这个安装很复杂，涉及很多问题。像detectron2就是安装slahmr所需的包。因此直接记录正确安装流程。

conda create -n slahmr python=3.8 -y
conda activate slahmr
# pip install torch==1.11.0+cu102 torchvision==0.12.0+cu102 torchaudio==0.11.0 --extra-index-url https://download.pytorch.org/whl/cu102
pip install torch==1.10.1+cu102 torchvision==0.11.2+cu102 torchaudio==0.10.1 -f https://download.pytorch.org/whl/cu102/torch_stable.html
pip install torch-scatter -f https://data.pyg.org/whl/torch-1.10.1+cu102.html
python -m pip install detectron2 -f https://dl.fbaipublicfiles.com/detectron2/wheels/cu102/torch1.10/index.html
python -m pip install pytube
pip install PyOpenGL PyOpenGL_accelerate
pip install chumpy
git clone https://github.com/shubham-goel/NMR.git
cd NMR/
python setup.py install
git clone https://github.com/shubham-goel/4D-Humans.git
cd 4D-Humans/
conda create -n slahmr --clone slahmr_bu
git clone https://github.com/brjathu/PHALP.git
cd PHALP
pip install pytorch_lightning==1.8.0
pip install -e .[all]
cd ../slahmr/
pip install -r requirements.txt
pip install -e .
pip install -v -e third-party/ViTPose
cd third-party/DROID-SLAM
python setup.py install
cd ../..

中间遇到的主要问题包括：

（1）安装torch-scatter后，直接安装PHALP失败，所以检查PHALP的setup.py文件，一个个安装requirements，包括detectron2/pytueb/pyopengl/chumpy/NMR/4D-Humans/pytorch-lightning。

（2）detectron2因为python、cuda版本问题安装失败。调整为正确版本即可。

（3）对于NMR/4D-Humans，可能也要检查一下setup.py。

（4）若自动安装pytorch-lightning，会同时安装最新的torch，导致后续其他包的安装失败。所以在安装pytorch-lightning时要指定版本号。

还有其他的，比如error `nvcc fatal : Unsupported gpu architecture ‘compute_80‘ ninja: build stopped: subcommand fai_nvcc fatal : unsupported gpu architecture 'compute-CSDN博客错误解决：subprocess.CalledProcessError: Command ‘[‘ninja‘, ‘-v‘]‘ returned non-zero exit status 1_subprocess.calledprocesserror: command '['ninja', -CSDN博客 /bin/sh: 1: ffmpeg: not found

module 'PIL.Image' has no attribute 'LINEAR': 卸载安装pillow=8.4.0，对应的scikit-learn也要降版本。

结果还是不行，因为4D-Human是基于python3.10的，很多代码都依赖3.10。所以还是得重新安装python3.10的环境。

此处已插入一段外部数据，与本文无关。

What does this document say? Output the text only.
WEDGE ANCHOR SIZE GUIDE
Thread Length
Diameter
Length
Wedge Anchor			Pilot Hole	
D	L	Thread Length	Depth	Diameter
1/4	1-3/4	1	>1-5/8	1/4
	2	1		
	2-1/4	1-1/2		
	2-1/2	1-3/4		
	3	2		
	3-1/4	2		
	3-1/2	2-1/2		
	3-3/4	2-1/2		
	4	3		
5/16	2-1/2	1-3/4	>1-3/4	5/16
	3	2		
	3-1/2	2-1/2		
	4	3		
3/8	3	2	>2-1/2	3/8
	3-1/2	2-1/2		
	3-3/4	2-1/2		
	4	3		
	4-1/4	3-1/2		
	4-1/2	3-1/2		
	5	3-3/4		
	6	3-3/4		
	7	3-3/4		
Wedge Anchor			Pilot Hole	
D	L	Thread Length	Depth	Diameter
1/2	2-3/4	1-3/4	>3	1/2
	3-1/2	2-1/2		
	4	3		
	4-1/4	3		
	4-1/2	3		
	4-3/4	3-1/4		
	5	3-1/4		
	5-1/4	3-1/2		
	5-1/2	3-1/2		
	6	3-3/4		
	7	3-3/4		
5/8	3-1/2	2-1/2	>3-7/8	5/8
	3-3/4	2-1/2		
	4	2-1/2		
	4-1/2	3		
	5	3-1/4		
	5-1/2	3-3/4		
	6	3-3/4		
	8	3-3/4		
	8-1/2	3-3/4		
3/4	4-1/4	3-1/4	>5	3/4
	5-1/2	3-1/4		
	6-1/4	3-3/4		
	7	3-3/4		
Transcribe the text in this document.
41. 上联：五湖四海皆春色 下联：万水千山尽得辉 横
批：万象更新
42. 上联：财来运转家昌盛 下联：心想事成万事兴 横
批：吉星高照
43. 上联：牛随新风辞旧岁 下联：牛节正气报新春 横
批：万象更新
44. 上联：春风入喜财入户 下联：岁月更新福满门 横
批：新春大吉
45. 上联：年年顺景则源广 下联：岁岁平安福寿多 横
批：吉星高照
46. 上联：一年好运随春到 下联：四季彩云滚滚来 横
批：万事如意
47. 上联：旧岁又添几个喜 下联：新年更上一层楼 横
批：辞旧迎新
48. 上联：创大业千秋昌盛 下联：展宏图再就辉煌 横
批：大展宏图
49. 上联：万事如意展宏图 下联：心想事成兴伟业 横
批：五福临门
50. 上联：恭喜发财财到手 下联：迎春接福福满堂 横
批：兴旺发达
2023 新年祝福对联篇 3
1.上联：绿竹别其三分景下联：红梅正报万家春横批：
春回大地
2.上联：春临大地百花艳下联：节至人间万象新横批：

conda create -n slahmr python=3.10 -y
conda activate slahmr
pip install torch==1.11.0+cu102 torchvision==0.12.0+cu102 torchaudio==0.11.0 --extra-index-url https://download.pytorch.org/whl/cu102
pip install torch-scatter -f https://data.pyg.org/whl/torch-1.10.1+cu102.html
git clone detectron2或者直接下载
cd ../../detectron2-main/
pip install .
python -m pip install pytube
pip install PyOpenGL PyOpenGL_accelerate
pip install chumpy
git clone https://github.com/shubham-goel/NMR.git
cd NMR/
python setup.py install
git clone https://github.com/shubham-goel/4D-Humans.git
cd 4D-Humans/
pip install -e .
conda create -n slahmr --clone slahmr_bu
git clone https://github.com/brjathu/PHALP.git
cd PHALP
pip install pytorch_lightning==1.8.0
pip install -e .[all]
cd ../slahmr/
pip install -r requirements.txt
pip install -e .
pip install -v -e third-party/ViTPose
cd third-party/DROID-SLAM
python setup.py install
cd ../..

结果显存又不够了

CUDA out of memory · Issue #9 · vye16/slahmr (github.com)

No module named ´sklearn.utils.linear_assignment_´_importerror: cannot import name 'linear_assignment-CSDN博客

linear_assignment报错

from scipy.optimize import linear_sum_assignment as linear_assignment

indices = np.hstack([indices[0].reshape(((indices[0].shape[0]), 1)),indices[1].reshape(((indices[0].shape[0]), 1))])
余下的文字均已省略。